Revisiting physical mechanism of longitudinal photonic spin splitting and Goos-Hänchen shift

Abstract

Abstract The intrinsic connection between the transverse photonic spin Hall effect (PSHE) and the Imbert–Fedorov shift has been well characterized. However, physical insights into the longitudinal photonic spin splitting associated with the Goos-Hänchen (GH) shift remain elusive. This paper aims to expand the theory of the PSHE generation mechanism from the transverse to the longitudinal case by examining the reflection of each spin component from an arbitrarily linearly polarized incident Gaussian beam on the air-dielectric interface. Unlike the transverse case, both spin-maintained and spin-flipped modes exhibit non-zero longitudinal displacements, with the latter being affected by the second-order expansion term of the Fresnel reflection coefficient with respect to the in-plane wave-vector component.
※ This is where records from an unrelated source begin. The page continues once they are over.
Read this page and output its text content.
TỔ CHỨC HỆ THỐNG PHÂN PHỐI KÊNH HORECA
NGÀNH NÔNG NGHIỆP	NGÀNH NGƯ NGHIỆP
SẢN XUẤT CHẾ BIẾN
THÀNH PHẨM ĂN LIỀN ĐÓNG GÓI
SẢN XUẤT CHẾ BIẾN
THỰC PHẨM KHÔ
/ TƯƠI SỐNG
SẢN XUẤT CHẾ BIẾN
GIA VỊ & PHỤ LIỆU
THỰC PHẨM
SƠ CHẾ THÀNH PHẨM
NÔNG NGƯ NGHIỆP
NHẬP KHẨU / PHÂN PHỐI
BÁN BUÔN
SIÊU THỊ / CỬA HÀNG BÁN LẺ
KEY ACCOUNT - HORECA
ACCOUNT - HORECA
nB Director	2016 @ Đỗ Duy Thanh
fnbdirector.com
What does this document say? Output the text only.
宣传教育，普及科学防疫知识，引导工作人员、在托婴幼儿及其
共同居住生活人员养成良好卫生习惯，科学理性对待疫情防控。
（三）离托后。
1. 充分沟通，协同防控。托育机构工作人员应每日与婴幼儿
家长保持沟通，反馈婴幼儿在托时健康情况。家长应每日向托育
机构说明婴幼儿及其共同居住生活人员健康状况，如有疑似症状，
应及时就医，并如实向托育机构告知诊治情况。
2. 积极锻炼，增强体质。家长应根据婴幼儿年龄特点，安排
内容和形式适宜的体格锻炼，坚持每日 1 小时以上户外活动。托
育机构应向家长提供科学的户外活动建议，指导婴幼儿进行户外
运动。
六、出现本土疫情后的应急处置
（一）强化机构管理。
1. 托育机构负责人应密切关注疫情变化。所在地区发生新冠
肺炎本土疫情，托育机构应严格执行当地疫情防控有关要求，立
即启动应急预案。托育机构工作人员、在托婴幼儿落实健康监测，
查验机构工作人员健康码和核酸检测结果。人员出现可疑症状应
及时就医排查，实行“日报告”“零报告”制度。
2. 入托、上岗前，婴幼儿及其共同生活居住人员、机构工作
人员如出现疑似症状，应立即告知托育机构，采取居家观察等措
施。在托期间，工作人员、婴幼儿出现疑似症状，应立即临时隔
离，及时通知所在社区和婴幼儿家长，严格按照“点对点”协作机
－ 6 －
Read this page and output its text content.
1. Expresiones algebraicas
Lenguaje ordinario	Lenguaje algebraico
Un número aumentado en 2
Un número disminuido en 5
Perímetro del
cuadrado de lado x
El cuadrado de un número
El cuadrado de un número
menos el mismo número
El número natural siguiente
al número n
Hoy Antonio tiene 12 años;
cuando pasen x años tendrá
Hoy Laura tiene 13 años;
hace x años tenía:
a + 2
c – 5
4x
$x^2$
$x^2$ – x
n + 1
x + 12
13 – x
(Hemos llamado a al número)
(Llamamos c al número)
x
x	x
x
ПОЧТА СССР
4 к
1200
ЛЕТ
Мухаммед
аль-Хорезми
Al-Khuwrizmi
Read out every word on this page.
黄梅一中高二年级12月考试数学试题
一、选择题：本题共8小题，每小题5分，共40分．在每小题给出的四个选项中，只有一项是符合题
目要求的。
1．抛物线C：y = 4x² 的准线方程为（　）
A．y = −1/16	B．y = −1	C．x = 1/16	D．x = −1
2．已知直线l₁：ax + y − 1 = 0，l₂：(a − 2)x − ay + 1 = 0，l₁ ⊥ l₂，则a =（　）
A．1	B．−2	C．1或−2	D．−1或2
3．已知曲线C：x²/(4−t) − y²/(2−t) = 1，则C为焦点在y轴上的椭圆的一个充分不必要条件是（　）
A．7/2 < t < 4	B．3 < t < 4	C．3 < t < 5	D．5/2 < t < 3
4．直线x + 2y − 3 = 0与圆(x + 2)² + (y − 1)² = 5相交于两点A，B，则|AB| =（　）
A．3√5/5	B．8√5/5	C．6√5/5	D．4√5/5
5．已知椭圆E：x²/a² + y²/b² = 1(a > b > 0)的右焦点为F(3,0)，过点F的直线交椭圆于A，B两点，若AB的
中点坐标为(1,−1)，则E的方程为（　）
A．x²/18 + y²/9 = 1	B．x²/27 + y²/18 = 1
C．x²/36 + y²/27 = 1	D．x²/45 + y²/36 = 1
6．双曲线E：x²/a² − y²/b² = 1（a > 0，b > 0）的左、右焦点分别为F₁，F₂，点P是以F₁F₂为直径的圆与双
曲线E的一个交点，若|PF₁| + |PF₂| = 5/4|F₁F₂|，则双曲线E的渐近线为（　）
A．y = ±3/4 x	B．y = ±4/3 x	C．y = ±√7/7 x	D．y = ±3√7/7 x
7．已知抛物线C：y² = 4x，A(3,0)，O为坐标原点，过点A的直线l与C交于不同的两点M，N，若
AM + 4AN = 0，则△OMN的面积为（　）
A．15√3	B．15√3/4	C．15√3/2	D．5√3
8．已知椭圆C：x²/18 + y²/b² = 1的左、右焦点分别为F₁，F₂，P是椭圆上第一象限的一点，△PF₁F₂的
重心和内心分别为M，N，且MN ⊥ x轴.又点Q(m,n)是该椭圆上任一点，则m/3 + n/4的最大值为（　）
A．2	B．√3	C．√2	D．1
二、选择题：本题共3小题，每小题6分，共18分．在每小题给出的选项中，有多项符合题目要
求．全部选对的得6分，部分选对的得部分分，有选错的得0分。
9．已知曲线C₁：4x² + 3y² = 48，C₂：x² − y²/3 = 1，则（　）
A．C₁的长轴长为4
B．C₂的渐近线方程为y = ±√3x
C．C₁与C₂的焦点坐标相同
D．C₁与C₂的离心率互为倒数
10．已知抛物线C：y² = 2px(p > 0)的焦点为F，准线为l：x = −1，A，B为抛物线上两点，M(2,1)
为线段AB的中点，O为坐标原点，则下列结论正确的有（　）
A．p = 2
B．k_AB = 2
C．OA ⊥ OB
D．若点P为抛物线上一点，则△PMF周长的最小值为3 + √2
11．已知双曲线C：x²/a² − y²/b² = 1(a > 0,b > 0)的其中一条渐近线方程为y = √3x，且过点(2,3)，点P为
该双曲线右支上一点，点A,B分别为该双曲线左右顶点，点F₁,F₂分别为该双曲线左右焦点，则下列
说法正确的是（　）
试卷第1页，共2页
Meanwhile, the polarization angle plays a crucial role in determining the longitudinal PSHE since each reflected total spin component is a coherent superposition of these two corresponding modes. Remarkably, the imaginary part of the relative permittivity of the dielectric significantly affects the symmetry of the longitudinal PSHE. Furthermore, the GH shift results from a superposition of individual spin states’ longitudinal displacements, taking into account their energy weights. By incorporating the corresponding extrinsic orbital angular momentum, we explore the generation mechanism of the symmetric/asymmetric longitudinal PSHE. The unified physical framework elucidating the longitudinal photonic spin splitting and GH shift provides a comprehensive understanding of the fundamental origin of the PSHE and beam shifts, paving the way for potential applications in spin-controlled nanophotonics.